EU to China: You guys are dicks

By Elijah Stauth

Back in April the Chinese government sent Hu Jia to prison on charges of subversion. Then in mid-October the European Union awarded Hu the Sakharov Prize for Freedom of Thought, the highest human rights prize the EU has.


For my trusty holds-water-about-as-well-as-a-sieve maxim that states “good people get prizes and bad people go to prison” Hu has offered up an awfully quizzical conundrum.


First, the charges of subversion against Hu are worthy of a little exploration. Hu is a blogger. Like so many in our age of lightning fast communication, Hu used the Internet to tell others how he was feeling, what he was thinking and what just didn’t sit right with him. The simple freedom of giving an opinion and sharing one’s ideas does have a tendency to put one in a rather chipper mood.
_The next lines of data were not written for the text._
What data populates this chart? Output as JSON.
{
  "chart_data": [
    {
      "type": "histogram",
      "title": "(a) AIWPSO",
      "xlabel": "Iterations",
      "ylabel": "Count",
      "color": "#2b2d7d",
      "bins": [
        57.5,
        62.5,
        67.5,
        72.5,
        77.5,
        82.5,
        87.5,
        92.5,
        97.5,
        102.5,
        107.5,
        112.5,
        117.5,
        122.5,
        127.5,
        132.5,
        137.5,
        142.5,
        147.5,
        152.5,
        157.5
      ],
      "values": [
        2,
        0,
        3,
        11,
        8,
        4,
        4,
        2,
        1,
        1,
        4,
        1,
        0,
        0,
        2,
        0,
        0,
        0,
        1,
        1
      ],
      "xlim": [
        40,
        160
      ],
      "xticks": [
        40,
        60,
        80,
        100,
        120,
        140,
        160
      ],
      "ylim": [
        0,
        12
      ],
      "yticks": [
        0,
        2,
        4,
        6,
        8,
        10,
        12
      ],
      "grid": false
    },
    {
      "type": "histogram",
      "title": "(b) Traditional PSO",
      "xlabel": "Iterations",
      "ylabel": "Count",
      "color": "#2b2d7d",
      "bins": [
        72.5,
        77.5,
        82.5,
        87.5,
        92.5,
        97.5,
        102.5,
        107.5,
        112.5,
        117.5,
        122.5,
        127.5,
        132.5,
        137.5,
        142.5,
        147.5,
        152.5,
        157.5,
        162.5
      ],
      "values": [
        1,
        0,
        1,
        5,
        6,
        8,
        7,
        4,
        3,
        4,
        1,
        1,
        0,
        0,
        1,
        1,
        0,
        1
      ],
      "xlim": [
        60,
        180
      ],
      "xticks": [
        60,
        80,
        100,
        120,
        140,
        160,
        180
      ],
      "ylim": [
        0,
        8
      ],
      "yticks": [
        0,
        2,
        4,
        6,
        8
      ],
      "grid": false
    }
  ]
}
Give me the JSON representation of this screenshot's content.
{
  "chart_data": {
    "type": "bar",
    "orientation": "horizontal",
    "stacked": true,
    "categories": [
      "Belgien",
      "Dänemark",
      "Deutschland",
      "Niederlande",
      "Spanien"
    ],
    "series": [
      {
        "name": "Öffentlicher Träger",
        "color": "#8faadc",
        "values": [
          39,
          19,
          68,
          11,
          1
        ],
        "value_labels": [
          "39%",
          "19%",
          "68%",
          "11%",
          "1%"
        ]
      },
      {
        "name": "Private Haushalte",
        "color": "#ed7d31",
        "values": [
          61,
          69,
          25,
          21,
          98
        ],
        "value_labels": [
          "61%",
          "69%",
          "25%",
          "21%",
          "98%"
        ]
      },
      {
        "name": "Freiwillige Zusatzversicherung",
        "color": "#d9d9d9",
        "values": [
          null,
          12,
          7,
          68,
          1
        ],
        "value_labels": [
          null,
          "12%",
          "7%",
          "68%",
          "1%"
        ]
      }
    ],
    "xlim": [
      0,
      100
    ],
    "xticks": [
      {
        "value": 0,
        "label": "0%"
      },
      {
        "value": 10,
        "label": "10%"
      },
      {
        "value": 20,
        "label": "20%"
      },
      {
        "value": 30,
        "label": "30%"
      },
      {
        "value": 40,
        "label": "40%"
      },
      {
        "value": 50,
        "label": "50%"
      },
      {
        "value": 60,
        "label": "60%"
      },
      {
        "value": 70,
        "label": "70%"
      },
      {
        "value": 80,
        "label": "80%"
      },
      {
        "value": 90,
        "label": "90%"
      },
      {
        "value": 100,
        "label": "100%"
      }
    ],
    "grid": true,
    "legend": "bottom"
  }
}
But the Chinese government, as we all know, doesn’t like the wrong ideas. It likes ideas, sure, but in finite terms. It likes its own ideas. And if you disagree with the ideas of the Chinese government, that’s fine, it’s not like it knows what you’re thinking. Just make sure you don’t tell people what you disagree with because, damn it, that’s dissent. That’s being subversive. That’s downright evil! If the Chinese government catch someone doing too much disagreeing on the Internet, they’re liable to throw them in prison for three and a half years and label them a cyber dissident. Like they did with Hu.


The arrest was based on articles that Hu had written and posted on the Internet site Boxun.com, which happens to be banned in China. The U.S. and the EU both called for the release of Hu, but he remains behind bars.


It says a lot for one nation, or in this case one conglomerate of nations, to give the prisoner of another nation, a prisoner who was jailed and labeled a dissident because of things he wrote about said nation, an award for Freedom of Thought.


China went right ahead and told the EU they were “dissatisfied” with their decision. They went on to say that giving the award to the imprisoned Hu “violates universally recognized rules in the world, which is [that] countries should treat each other as equals and respect each other.”


The statement is utter hypocrisy. China has shown that it has no intentions of respecting its own citizens or treating them as equals. Favour is clearly shown to those who conform to government dogma while others, the dissidents, are locked up and their opinions silenced. Furthermore, China shows a lack of respect for the choices made by autonomous nations, decrying their decisions as disrespectful. No doubt, this same lack of respect was seen by China in Hu’s Internet articles.


Perhaps I’ve been a tad reductionist in my arguments, but I won’t apologize for it. I’ll go further and reduce it to this: when it comes to civil liberties, people ought to have them. The EU may have allowed some of their political agenda to piggyback in through their selection of Hu as winner of the prize, however, while such cross-contamination of politics into actions is hardly avoidable, it should be encouraged if it can in any way act as a catalyst for the improvement of human rights for any group, of any number of people, on any part of our globe.